Das Cover des Buches passt perfekt zum Thema des Buches und spiegelt den Grusel-Horror-Anteil gut wieder. Der ...

Vorab Anmerkung: Ich würde dieses Buch erst ab einem Alter von 16 bis 18 Jahren empfehlen.
Das Cover des Buches passt perfekt zum Thema des Buches und spiegelt den Grusel-Horror-Anteil gut wieder. Der spicy Romanzen-Anteil wird dadurch nicht repräsentiert und auch der Klappentext lässt darauf nicht in dieser Ausprägung darauf schließen.
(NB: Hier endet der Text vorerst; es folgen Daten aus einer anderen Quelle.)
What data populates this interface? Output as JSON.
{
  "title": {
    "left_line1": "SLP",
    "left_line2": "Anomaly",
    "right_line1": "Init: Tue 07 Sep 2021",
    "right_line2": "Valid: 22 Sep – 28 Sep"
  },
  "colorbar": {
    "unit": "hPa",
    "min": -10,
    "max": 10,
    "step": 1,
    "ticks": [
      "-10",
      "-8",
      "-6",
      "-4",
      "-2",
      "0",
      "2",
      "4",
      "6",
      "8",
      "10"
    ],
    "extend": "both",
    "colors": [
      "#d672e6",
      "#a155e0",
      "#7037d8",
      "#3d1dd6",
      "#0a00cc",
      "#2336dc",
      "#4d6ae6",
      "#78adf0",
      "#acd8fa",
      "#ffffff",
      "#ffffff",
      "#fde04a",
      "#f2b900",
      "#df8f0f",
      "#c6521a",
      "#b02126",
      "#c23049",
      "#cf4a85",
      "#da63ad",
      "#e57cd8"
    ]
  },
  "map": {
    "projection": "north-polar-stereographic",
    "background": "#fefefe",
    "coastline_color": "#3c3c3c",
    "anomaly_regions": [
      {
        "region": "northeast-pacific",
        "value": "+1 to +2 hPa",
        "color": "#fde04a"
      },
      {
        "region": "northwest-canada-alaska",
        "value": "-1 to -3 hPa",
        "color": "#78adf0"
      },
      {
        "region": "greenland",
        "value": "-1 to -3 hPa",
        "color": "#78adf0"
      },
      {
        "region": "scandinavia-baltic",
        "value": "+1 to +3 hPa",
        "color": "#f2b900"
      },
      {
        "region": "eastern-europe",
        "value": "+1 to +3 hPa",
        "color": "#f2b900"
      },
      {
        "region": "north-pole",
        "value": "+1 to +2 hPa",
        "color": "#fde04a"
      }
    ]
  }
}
Die Kapitel werden abwechselnd aus der Ich-Perspektive der beiden Hauptfiguren Salem und Rayne erzählt. Dadurch kann man sich gut in beide hineinversetzen und eine Bindung aufbauen. Die beiden Hauptpersonen, aber auch die Nebenpersonen, haben einen gut ausgearbeiteten Charakter und sind authentisch.
Der mysteriöse Anteil des Romans ist sehr gut gelungen. Es wird über das gesamte Buch hinweg Spannung aufgebaut und nach und nach treten neue Geheimnisse ans Licht. Der spicy Anteil war mir gegen Ende des Buches zu sehr ausgeprägt. Dass es zwei-, dreimal detailliert zur "Sache" geht, ist für mich völlig in Ordnung, aber gegen Ende wollte ich hauptsächlich wissen, wie es mit der Geschichte weiter geht und da haben diese anderen Szenen das ganze etwas in die Länge gezogen.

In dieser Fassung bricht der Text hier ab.